Fluke Crudo Is a Scourge That Must Be Stopped

New York is awash in a sea of fluke crudo. Photo: Liz Clayman

How did fluke crudo become the tuna tartare of the modern restaurant world? It’s an otherwise-innocuous appetizer that now threatens to take over every restaurant in New York. The light, fresh, easy-to-prepare dish is so versatile that it fits in at almost any restaurant; is harmless enough to ensure that nobody’s unhappy about eating it; and has become so mind-numbingly boring that it now actually angers me to see it on menus.

“I’m not against fluke — I grew up eating it — but now that you see it so much, I’m completely opposed to having it,” says Victoria Blamey, who was the chef at Chumley’s and currently runs the kitchen at Il Buco Alimentari. Now, she says, it seems so boring that her eyes glaze right over it on restaurant menus. “I haven’t in a very, very long time. Maybe, God, four years?”

Does the world have more important problems to worry about right now? Of course. Do those problems make fluke crudo seem any less insipid? They do not. To say that fluke crudo is available “everywhere” is not exaggeration or hyperbole. Loring Place (with citrus, chilies, and radishes); Scampi (with Robiolina cheese, trout roe, and crispy shallot); Legacy Records (with green coriander cherry, chile); JoJo (with crushed green olives, lemon, olive oil, and chili) and its sister restaurant Public Kitchen (pickled cherry peppers, sea salt, and sesame); the Four Seasons (with watermelon radish and seaweed vinaigrette); Upland (tequila, cilantro, and key lime); Oxomoco (grilled avocado-basil salsa, toasted amaranth, and lime leaf); Autre Kyo Ya (salmon roe, seaweed chips, pomelo, and lemon vinaigrette); and Sauvage (kumquat, radish, Thai lime).
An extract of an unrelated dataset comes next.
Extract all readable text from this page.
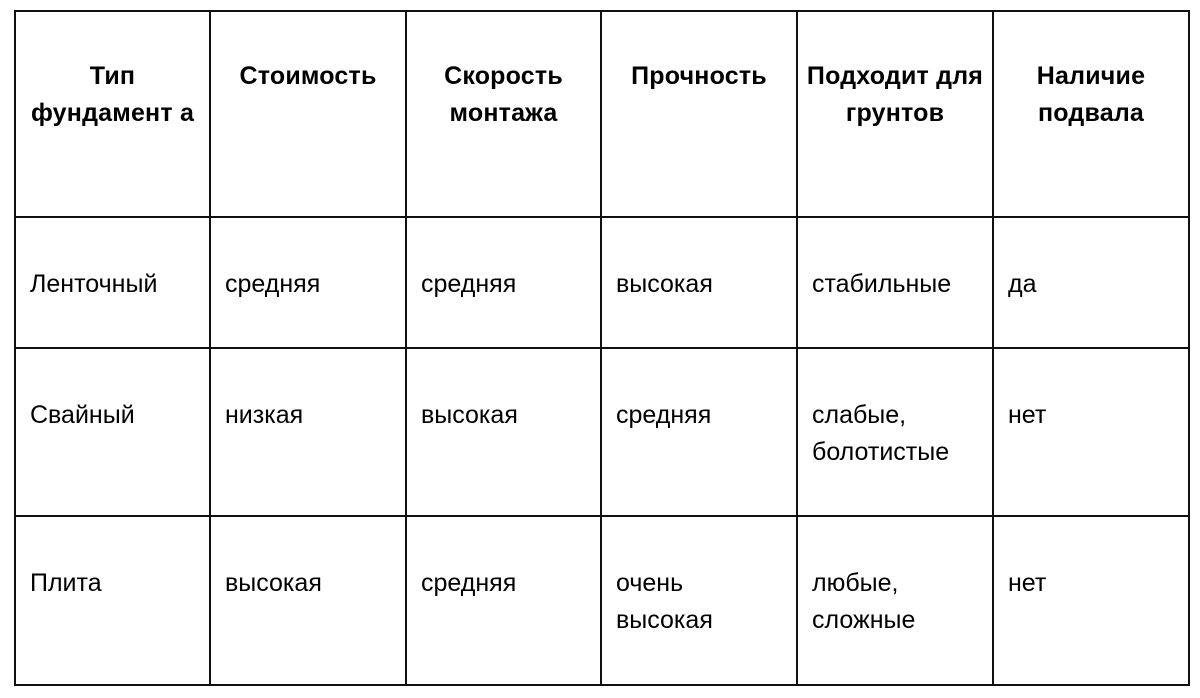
Тип фундамент а	Стоимость	Скорость монтажа	Прочность	Подходит для грунтов	Наличие подвала
Ленточный	средняя	средняя	высокая	стабильные	да
Свайный	низкая	высокая	средняя	слабые, болотистые	нет
Плита	высокая	средняя	очень высокая	любые, сложные	нет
Our restaurant critic, Adam Platt, says he faces down the dish on a far-too-frequent basis: “If you’re subject to it night after night after night, it’s possible, really, that it will make you insane.” And yet, he says, even though he spies it on so many menus, it’s almost never memorable: “In what restaurant do you get great flourish of fluke creativity? I don’t know. They all blend into one.”
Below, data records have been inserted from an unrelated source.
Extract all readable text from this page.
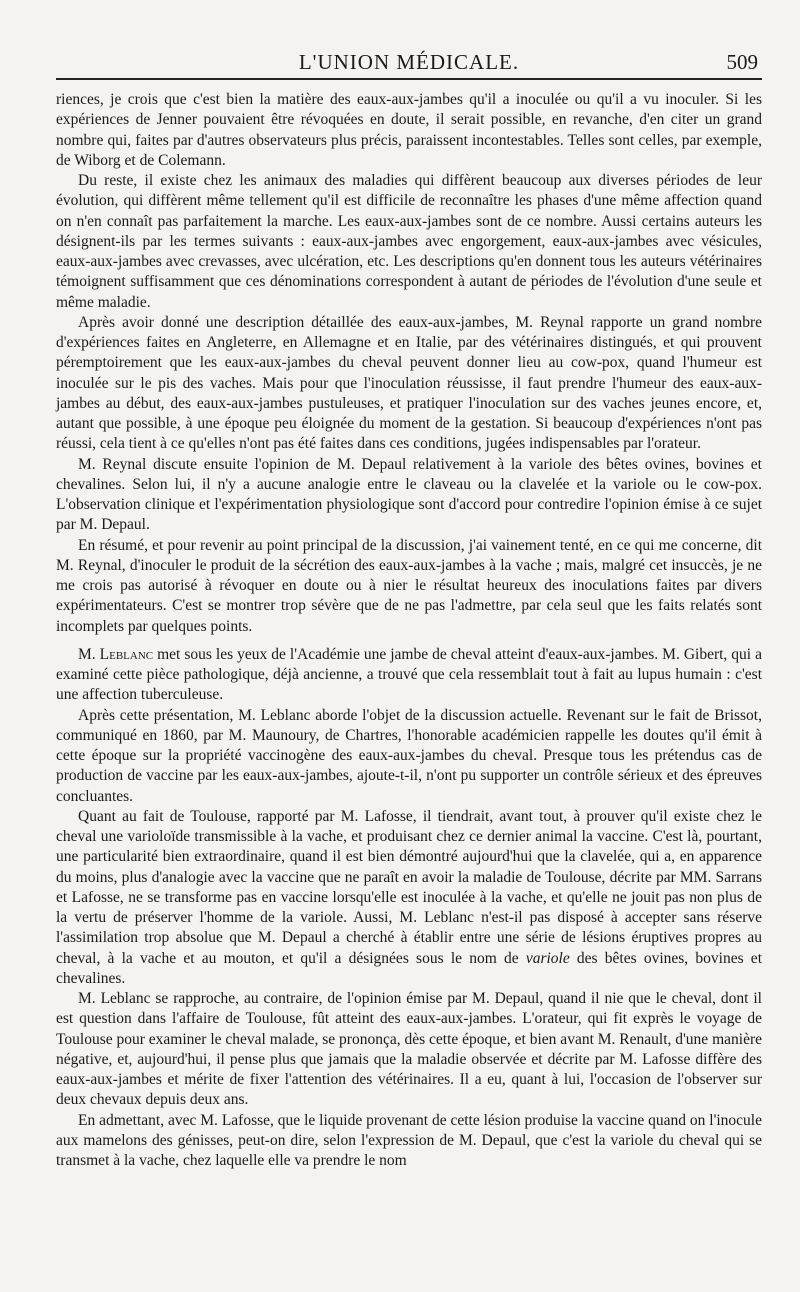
L'UNION MÉDICALE.	509

riences, je crois que c'est bien la matière des eaux-aux-jambes qu'il a inoculée ou qu'il a vu inoculer. Si les expériences de Jenner pouvaient être révoquées en doute, il serait possible, en revanche, d'en citer un grand nombre qui, faites par d'autres observateurs plus précis, paraissent incontestables. Telles sont celles, par exemple, de Wiborg et de Colemann.

Du reste, il existe chez les animaux des maladies qui diffèrent beaucoup aux diverses périodes de leur évolution, qui diffèrent même tellement qu'il est difficile de reconnaître les phases d'une même affection quand on n'en connaît pas parfaitement la marche. Les eaux-aux-jambes sont de ce nombre. Aussi certains auteurs les désignent-ils par les termes suivants : eaux-aux-jambes avec engorgement, eaux-aux-jambes avec vésicules, eaux-aux-jambes avec crevasses, avec ulcération, etc. Les descriptions qu'en donnent tous les auteurs vétérinaires témoignent suffisamment que ces dénominations correspondent à autant de périodes de l'évolution d'une seule et même maladie.

Après avoir donné une description détaillée des eaux-aux-jambes, M. Reynal rapporte un grand nombre d'expériences faites en Angleterre, en Allemagne et en Italie, par des vétérinaires distingués, et qui prouvent péremptoirement que les eaux-aux-jambes du cheval peuvent donner lieu au cow-pox, quand l'humeur est inoculée sur le pis des vaches. Mais pour que l'inoculation réussisse, il faut prendre l'humeur des eaux-aux-jambes au début, des eaux-aux-jambes pustuleuses, et pratiquer l'inoculation sur des vaches jeunes encore, et, autant que possible, à une époque peu éloignée du moment de la gestation. Si beaucoup d'expériences n'ont pas réussi, cela tient à ce qu'elles n'ont pas été faites dans ces conditions, jugées indispensables par l'orateur.

M. Reynal discute ensuite l'opinion de M. Depaul relativement à la variole des bêtes ovines, bovines et chevalines. Selon lui, il n'y a aucune analogie entre le claveau ou la clavelée et la variole ou le cow-pox. L'observation clinique et l'expérimentation physiologique sont d'accord pour contredire l'opinion émise à ce sujet par M. Depaul.

En résumé, et pour revenir au point principal de la discussion, j'ai vainement tenté, en ce qui me concerne, dit M. Reynal, d'inoculer le produit de la sécrétion des eaux-aux-jambes à la vache ; mais, malgré cet insuccès, je ne me crois pas autorisé à révoquer en doute ou à nier le résultat heureux des inoculations faites par divers expérimentateurs. C'est se montrer trop sévère que de ne pas l'admettre, par cela seul que les faits relatés sont incomplets par quelques points.

M. Leblanc met sous les yeux de l'Académie une jambe de cheval atteint d'eaux-aux-jambes. M. Gibert, qui a examiné cette pièce pathologique, déjà ancienne, a trouvé que cela ressemblait tout à fait au lupus humain : c'est une affection tuberculeuse.

Après cette présentation, M. Leblanc aborde l'objet de la discussion actuelle. Revenant sur le fait de Brissot, communiqué en 1860, par M. Maunoury, de Chartres, l'honorable académicien rappelle les doutes qu'il émit à cette époque sur la propriété vaccinogène des eaux-aux-jambes du cheval. Presque tous les prétendus cas de production de vaccine par les eaux-aux-jambes, ajoute-t-il, n'ont pu supporter un contrôle sérieux et des épreuves concluantes.

Quant au fait de Toulouse, rapporté par M. Lafosse, il tiendrait, avant tout, à prouver qu'il existe chez le cheval une varioloïde transmissible à la vache, et produisant chez ce dernier animal la vaccine. C'est là, pourtant, une particularité bien extraordinaire, quand il est bien démontré aujourd'hui que la clavelée, qui a, en apparence du moins, plus d'analogie avec la vaccine que ne paraît en avoir la maladie de Toulouse, décrite par MM. Sarrans et Lafosse, ne se transforme pas en vaccine lorsqu'elle est inoculée à la vache, et qu'elle ne jouit pas non plus de la vertu de préserver l'homme de la variole. Aussi, M. Leblanc n'est-il pas disposé à accepter sans réserve l'assimilation trop absolue que M. Depaul a cherché à établir entre une série de lésions éruptives propres au cheval, à la vache et au mouton, et qu'il a désignées sous le nom de variole des bêtes ovines, bovines et chevalines.

M. Leblanc se rapproche, au contraire, de l'opinion émise par M. Depaul, quand il nie que le cheval, dont il est question dans l'affaire de Toulouse, fût atteint des eaux-aux-jambes. L'orateur, qui fit exprès le voyage de Toulouse pour examiner le cheval malade, se prononça, dès cette époque, et bien avant M. Renault, d'une manière négative, et, aujourd'hui, il pense plus que jamais que la maladie observée et décrite par M. Lafosse diffère des eaux-aux-jambes et mérite de fixer l'attention des vétérinaires. Il a eu, quant à lui, l'occasion de l'observer sur deux chevaux depuis deux ans.

En admettant, avec M. Lafosse, que le liquide provenant de cette lésion produise la vaccine quand on l'inocule aux mamelons des génisses, peut-on dire, selon l'expression de M. Depaul, que c'est la variole du cheval qui se transmet à la vache, chez laquelle elle va prendre le nom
Alas, there was a time and place when fluke crudo did seem exciting: When it first appeared on the menu at Dave Pasternack’s midtown seafood spot, Esca, which took the idea of “crudo” — raw fish given a very light, vaguely Italian preparation — and turned it into a citywide phenomenon. Pasternack’s kitchen was masterful in the way it used simple ingredients to highlight the finest qualities of often-overlooked local seafood, like bluefish and — yes — fluke. In 2000, then–Times critic William Grimes called Esca’s crudi “the freshest, most exciting thing to happen to Italian food in recent memory.” Two years later, Steve Cuozzo of the New York Post wrote, perhaps a bit too evocatively, that the “divine creations … all but quiver on the tongue.” A 2005 New Yorker piece on Pasternack charts crudo’s eventual spread to “Cleveland, Denver, and St. Louis.” Fluke crudo spread throughout New York, popping up in new dining rooms, like, for example, those run by the prolific restaurateur Michael White, who had made it something of a personal calling card by the time he opened Ai Fiori in 2010. As recently as 2015, Hamptons Magazine called White’s fluke crudo “the epitome of the summer.”

It’s easy to see the appeal: The fish is plentiful and affordable, any dish that amounts to mixing a few pre-prepped raw ingredients in a bowl and placing them on a plate is a major boon for harried kitchen staffers, and the dish — inoffensive, vaguely healthy — is guaranteed to move product. “Crudo dishes are always an easy sell,” says chef Diego Moya, who until recently ran the ambitious Lower East Side restaurant Hemlock. “It was our best cold-protein sale, behind the ubiquitous tartare offer.” The problem is that, when chefs run the dish as an afterthought, they don’t necessarily worry about making it great. “They don’t really capture the best qualities of fluke,” Moya says. “They see it as an easy, bland bite to create dishes around.”

The problem is that real estate in New York kitchens, and on the city’s restaurant menus, is tight, so every time a chef devotes time and energy to making a so-so seafood crudo, she or he misses a chance to offer something — anything — that’s more exciting. Suddenly, the menus blur together and a sameness permeates New York restaurants. “It’s something for chefs and restaurants to grab at a time when there’s not much to grab at,” Platt told me when I asked him about the scourge of fluke crudo facing the city. “It’s this sad little poster child,” he said, “for this gourmet-challenged era.”